Typically, Monte-Carlo Tree Search (MCTS) actually is the go-to "solution" for such problems with large branching factors. I can understand that "vanilla" MCTS may still have unsatisfactory performance, but there is a plethora of extensions/enhancements available.
I don't have experience with the specific game you mentioned (Connect6), but from a quick look at how the game works, I imagine there will be a huge number of transpositions in the search tree (positions that are the same but can be reached through multiple different paths in the search tree). This will especially be very common if you treat placing one stone as a single ply; every "combined move" (of placing two stones in two positions subsequently) can be reached in two different ways, simply by switching the order in which the player places them. There has been research in using Transposition Tables with MCTS, so that may be a promising direction to look into.

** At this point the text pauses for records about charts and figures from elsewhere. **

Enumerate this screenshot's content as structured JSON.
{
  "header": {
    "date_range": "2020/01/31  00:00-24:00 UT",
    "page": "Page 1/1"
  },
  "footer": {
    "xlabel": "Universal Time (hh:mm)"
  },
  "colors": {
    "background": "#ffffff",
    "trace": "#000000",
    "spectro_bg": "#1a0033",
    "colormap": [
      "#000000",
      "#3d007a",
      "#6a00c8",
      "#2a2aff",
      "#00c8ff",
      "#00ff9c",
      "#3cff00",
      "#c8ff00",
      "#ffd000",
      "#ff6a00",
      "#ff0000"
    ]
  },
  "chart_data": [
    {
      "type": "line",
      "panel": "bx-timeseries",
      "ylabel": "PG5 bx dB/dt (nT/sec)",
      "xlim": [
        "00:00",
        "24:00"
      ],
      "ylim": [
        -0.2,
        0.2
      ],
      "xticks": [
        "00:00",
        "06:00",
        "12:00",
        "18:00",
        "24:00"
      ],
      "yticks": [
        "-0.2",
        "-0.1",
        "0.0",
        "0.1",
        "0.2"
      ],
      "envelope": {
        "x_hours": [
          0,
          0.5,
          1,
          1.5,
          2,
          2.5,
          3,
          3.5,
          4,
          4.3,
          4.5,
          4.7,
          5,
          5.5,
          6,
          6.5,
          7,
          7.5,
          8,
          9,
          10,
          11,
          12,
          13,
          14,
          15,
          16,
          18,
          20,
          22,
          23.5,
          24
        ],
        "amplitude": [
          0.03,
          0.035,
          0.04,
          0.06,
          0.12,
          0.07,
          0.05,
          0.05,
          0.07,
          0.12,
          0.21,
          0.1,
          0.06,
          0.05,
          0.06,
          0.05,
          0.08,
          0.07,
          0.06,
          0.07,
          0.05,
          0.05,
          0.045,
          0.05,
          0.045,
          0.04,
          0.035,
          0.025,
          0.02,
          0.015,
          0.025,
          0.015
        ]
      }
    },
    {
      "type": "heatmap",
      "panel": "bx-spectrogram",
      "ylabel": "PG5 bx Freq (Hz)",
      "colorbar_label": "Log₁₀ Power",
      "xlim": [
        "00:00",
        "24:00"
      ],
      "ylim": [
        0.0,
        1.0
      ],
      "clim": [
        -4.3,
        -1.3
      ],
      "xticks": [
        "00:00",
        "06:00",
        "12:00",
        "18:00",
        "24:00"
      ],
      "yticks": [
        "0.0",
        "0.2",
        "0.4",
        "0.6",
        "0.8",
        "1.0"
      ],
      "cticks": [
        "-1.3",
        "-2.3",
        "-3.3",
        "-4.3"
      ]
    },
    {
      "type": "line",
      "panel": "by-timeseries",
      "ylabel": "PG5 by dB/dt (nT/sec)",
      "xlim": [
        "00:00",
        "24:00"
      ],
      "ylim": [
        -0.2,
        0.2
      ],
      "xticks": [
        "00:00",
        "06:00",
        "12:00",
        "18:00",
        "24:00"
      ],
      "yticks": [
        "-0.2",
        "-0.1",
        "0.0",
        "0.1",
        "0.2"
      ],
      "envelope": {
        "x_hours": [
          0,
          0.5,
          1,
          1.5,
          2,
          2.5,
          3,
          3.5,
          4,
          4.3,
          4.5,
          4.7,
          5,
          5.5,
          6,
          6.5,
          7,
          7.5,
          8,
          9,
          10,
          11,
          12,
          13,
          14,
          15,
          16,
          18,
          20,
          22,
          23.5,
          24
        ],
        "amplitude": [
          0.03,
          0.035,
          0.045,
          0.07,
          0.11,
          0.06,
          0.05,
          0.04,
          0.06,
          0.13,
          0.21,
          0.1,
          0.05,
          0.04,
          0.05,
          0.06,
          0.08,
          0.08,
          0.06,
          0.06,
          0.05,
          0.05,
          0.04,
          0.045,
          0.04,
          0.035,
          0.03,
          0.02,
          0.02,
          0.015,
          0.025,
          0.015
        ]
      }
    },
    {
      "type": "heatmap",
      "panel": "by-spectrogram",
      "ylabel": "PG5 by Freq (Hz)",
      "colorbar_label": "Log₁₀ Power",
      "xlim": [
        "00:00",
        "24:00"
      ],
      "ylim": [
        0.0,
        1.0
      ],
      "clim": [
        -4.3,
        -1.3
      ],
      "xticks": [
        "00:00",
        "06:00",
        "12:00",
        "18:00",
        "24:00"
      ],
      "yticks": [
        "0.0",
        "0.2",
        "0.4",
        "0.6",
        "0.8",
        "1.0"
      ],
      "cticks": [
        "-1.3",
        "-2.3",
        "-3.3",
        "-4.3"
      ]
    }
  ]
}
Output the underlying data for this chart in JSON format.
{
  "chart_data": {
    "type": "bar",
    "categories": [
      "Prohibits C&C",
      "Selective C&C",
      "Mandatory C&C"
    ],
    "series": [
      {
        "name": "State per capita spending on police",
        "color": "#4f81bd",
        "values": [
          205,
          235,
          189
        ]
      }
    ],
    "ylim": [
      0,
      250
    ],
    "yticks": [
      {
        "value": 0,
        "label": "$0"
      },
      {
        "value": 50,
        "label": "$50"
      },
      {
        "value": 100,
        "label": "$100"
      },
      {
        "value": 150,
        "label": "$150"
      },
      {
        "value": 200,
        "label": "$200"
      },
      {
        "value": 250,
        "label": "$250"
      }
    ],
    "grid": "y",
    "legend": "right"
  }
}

I also suspect there will be great value in using Deep (Reinforcement) Learning approaches. If there is a large board on which to place stones, there will likely be many moves that are "absurd" and can easily be dismissed altogether by Deep Learning approaches (e.g., placing stones far away in a corner of the board where none of the "action" is going on). Vanilla MCTS, without Deep Learning extensions, will not be able to recognize and dismiss such absurd moves, and play them way too often (in Play-Out but also Selection phase due to the high branching factor). The most obvious source of inspiration here would be AlphaGo Zero.
Finally, there's definitely some published research on Connect6 AI (and even MCTS in Connect6). For example: Two-Stage Monte Carlo Tree Search for Connect6. You can likely also find more relevant research by checking that paper's list of References, and checking later papers on google scholar that cite this one.